Cuando la Jerarquía de la Iglesia orienta el voto de los ciudadanos, parte de dos premisas: la primera surge del engreimiento y el orgullo de sentirse poseedora absoluta de la verdad en régimen de monopolio.

La segunda, de una concepción del votante como menor de edad, sin madurez suficiente para tomar decisiones responsables sin la tutela de quien ejerce un magisterio que se impone en nombre de Dios. Ambas premisas son coincidentes con todas las dictaduras que en el mundo han sido. Franco tenía muy claro que el pueblo no sabía lo que quería y en consecuencia debía ser él quien por la gracia de Dios hiciera de España una unidad de destino en lo universal. Y estar en desacuerdo con el general o con el episcopado conllevaba un pecado contra Dios. Dios, Iglesia y Dictador formaban una trinidad inapelable, suprema, dispensadora del bienestar de conciencia y de bienestar social y político.

La Jerarquía católica siempre ha tenido muy claro a quién corresponde el papel del magisterio y el del aprendizaje. La Iglesia docente y discente sigue teniendo vigencia. El ser humano no es artífice de su propio quehacer, sino simple plastilina en manos de estos artesanos mitrados. Dios sacó al hombre del barro y sus vicarios se atribuyen una creación sacrílega de la humanidad.

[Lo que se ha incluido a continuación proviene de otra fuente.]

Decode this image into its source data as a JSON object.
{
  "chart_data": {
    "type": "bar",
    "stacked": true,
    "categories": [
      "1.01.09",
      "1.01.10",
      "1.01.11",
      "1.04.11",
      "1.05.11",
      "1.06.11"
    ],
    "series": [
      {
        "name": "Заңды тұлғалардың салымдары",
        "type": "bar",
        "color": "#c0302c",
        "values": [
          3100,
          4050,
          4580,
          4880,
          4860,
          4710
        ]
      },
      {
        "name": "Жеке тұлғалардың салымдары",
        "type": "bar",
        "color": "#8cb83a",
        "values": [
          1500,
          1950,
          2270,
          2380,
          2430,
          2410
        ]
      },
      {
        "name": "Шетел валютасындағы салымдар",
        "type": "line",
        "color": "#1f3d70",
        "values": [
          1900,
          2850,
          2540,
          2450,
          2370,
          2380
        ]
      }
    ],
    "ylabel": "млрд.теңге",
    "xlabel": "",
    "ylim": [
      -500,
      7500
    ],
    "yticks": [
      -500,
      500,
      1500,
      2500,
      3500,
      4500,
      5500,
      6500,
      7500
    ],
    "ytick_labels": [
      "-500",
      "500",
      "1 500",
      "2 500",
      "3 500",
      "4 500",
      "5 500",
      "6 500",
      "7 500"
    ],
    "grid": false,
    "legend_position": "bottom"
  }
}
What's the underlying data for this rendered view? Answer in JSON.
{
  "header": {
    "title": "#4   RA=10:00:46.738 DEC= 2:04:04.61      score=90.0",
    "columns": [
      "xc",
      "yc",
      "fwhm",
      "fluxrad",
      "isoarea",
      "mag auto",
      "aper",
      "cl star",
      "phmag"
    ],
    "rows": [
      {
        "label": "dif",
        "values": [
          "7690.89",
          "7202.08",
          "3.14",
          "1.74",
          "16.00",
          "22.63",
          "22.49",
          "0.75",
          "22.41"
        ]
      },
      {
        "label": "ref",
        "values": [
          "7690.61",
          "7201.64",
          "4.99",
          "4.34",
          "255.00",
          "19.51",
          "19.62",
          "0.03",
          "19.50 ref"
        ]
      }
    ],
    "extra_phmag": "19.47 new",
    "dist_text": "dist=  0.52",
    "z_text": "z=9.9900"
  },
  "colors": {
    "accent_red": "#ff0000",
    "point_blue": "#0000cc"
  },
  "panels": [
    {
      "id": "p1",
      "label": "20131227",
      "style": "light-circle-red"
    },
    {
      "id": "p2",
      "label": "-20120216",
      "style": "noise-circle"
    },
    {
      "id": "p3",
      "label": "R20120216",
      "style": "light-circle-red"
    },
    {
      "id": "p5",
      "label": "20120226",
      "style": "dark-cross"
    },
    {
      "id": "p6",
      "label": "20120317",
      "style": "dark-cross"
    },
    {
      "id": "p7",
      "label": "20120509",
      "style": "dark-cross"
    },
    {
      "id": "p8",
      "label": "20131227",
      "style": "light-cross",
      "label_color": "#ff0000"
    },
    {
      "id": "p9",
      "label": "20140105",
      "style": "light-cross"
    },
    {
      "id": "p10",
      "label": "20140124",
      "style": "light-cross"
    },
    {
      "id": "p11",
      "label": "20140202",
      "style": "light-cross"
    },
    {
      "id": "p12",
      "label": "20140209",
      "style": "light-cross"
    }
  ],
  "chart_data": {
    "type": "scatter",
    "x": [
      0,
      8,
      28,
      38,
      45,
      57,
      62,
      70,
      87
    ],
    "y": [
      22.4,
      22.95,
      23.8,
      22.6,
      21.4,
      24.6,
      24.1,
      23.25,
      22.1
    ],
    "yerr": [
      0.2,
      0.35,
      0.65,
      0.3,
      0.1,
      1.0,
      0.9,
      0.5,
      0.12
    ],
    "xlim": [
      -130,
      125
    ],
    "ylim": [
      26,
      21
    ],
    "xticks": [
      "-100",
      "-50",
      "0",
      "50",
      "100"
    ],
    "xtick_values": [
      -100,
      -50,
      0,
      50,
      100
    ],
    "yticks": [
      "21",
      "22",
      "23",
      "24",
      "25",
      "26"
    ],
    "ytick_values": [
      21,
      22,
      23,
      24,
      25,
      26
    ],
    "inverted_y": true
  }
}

La Iglesia no ha asimilado el tránsito de súbditos a ciudadanos. Su complejo de madre amantísima le lleva a considerar a sus hijos pequeños para siempre. Y confunde autoridad con autoritarismo. “Lo malo es haber pensado”, decía irónicamente Ionesco. La secularización, la aconfesionalidad, la madurez de la sociedad le duele a la Jerarquía por la capacidad de interrogarse que conlleva y que desplaza la obediencia ciega como instrumento de poder abusivo, absolutista y dictatorial. A la Iglesia le estorban los hombres y mujeres responsables de su propia aventura, constructores de un mundo con hechuras de libertad.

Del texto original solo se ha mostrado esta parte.